Laboratório Nacional de Células-Tronco Embrionárias, Instituto de Ciências Biomédicas, UFRJ, Rio de Janeiro RJ 21941-913, Brazil.
Arch Biochem Biophys. 2013 Jun;534(1-2):3-10. doi: 10.1016/j.abb.2012.10.009. Epub 2012 Oct 27.

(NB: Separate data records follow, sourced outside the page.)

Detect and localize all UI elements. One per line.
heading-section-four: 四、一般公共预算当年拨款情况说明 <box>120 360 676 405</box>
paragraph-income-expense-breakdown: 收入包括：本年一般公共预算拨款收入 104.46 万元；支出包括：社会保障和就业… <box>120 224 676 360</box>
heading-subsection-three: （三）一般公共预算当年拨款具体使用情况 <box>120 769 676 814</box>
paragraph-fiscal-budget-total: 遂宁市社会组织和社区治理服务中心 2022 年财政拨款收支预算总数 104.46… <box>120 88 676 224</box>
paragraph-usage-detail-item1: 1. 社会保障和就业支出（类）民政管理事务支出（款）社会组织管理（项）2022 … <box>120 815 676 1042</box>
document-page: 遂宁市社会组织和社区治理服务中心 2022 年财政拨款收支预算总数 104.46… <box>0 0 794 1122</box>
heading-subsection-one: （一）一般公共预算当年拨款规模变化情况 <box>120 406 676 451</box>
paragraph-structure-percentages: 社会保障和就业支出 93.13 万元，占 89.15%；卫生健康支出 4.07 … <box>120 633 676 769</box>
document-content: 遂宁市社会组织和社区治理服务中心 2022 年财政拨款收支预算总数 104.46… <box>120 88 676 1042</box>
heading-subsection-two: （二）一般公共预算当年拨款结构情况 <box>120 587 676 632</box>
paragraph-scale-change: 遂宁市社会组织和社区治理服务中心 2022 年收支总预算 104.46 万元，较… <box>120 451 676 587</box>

Reactive oxygen species (ROS) and oxygen (O2) have been implicated in neurogenesis and self-renewal of neural progenitor cells (NPCs). On the other hand, oxidative unbalance, either by an impairment of antioxidant defenses or by an intensified production of ROS, is increasingly related to risk factors of neurodevelopmental disorders, such as schizophrenia. In this scenario, human induced pluripotent stem cells (hiPSCs) emerged as an interesting platform for the study of cellular and molecular aspects of this mental disorder, by complementing other experimental models, with exclusive advantages such as the recapitulation of brain development. Herein we discuss the role of O2/ROS signaling for neuronal differentiation and how its unbalance could be related to neurodevelopmental disorders, such as schizophrenia. Identifying the role of O2/ROS in neurogenesis as well as tackling oxidative stress and its disturbances in schizophrenic patients' derived cells will provide an interesting opportunity for the study of neural stem cells differentiation and neurodevelopmental disorders.
活性氧(ROS)和氧气(O2)被认为与神经祖细胞(NPC)的神经发生和自我更新有关。另一方面,氧化失衡,无论是由于抗氧化防御的损伤还是由于 ROS 产生的加剧,都与神经发育障碍的危险因素(如精神分裂症)越来越相关。在这种情况下,人类诱导多能干细胞(hiPSC)作为研究这种精神障碍的细胞和分子方面的一个有趣平台出现了,它补充了其他实验模型,具有独特的优势,如大脑发育的再现。本文讨论了 O2/ROS 信号对神经元分化的作用,以及其失衡如何与神经发育障碍(如精神分裂症)相关。确定 O2/ROS 在神经发生中的作用以及解决精神分裂症患者来源细胞中的氧化应激及其紊乱,将为神经干细胞分化和神经发育障碍的研究提供一个有趣的机会。